上述技术方案中,获取多个连续的第二图像帧,且该多个连续的第二图像帧中存在至少两个相邻的第二图像帧在相同的像素模块中的采样点不同,即该多个连续的第二图像帧包含了同一物体不同相位上的像素信息,从而对该多个连续的第二图像帧进行超分辨处理时,能够有效利用多个连续的第二图像帧间的像素信息的相关性,补偿每个第二图像帧在下采样过程中损失的像素信息,使得复原后得到的多个图像帧与原始的图像帧之间的误差较小,提高了复原的真实性,进而复原效果较佳。
在第二方面的一种可能的实现方式中,获取多个连续的第二图像帧,包括:获取图像编码数据,并对该图像编码数据进行解码,得到多个连续的第二图像帧。上述可能的实现方式中,通过对该多个连续的第二图像帧进行编码,进而能够提高该多个连续的第二图像帧的传输效率、减小存储时占用的存储空间。
在第二方面的一种可能的实现方式中,对该多个连续的第二图像帧进行超分辨处理,得到多个连续的第三图像帧,包括:利用超分辨网络对该多个连续的第二图像帧进行超分辨处理,得到该多个连续的第三图像帧。上述可能的实现方式中,通过利用超分辨网络对该多个连续的第二图像帧进行超分辨处理,可以提高超分辨处理的准确性和处理效率,保证复原后得到的多个图像帧的真实性,进而保证复原效果。
在第二方面的一种可能的实现方式中,该方法还包括:对多个采样退化图像帧进行超分辨训练,得到该超分辨网络;其中,该多个采样退化图像帧对多个采样图像帧进行编解码处理得到的,该多个采样图像帧是利用下采样网络对多个训练图像帧进行下采样处理得到的。上述可能的实现方式中,在训练该超分辨网络时,先根据多个训练图像帧进行下采样训练和超分辨训练,得到该下采样网络,然后再固定该下采样网络,对该下采样网络输出的采样图像帧进行编解码的退化,利用退化后的采样退化图像帧进行超分辨训练,得到该超分辨网络,从而实现了从下采样至超分辨的完整的端到端的训练,保证了训练得到的下采样网络和超分辨网络具有较好的性能。

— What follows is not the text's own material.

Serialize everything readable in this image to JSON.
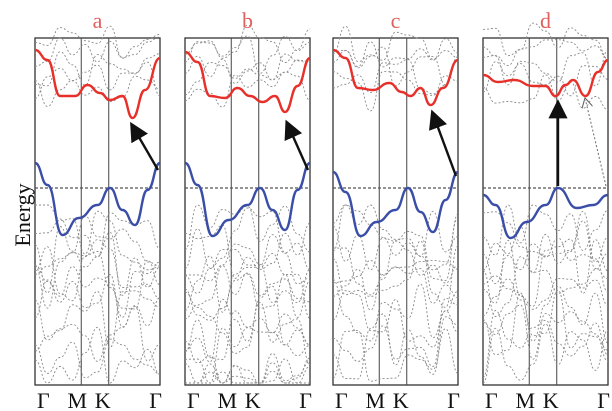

第三方面,提供一种图像处理装置,该装置包括:获取单元,用于获取图像数据,该图像数据包括多个连续的第一图像帧;下采样单元,用于对该多个连续的第一图像帧进行下采样处理,得到多个连续的第二图像帧,该多个连续的第二图像帧与该多个连续的第一图像帧一一对应,该多个连续的第二图像帧中存在至少相邻的两个第二图像帧在相同的像素模块中的采样点不同,该采样点为像素或者亚像素。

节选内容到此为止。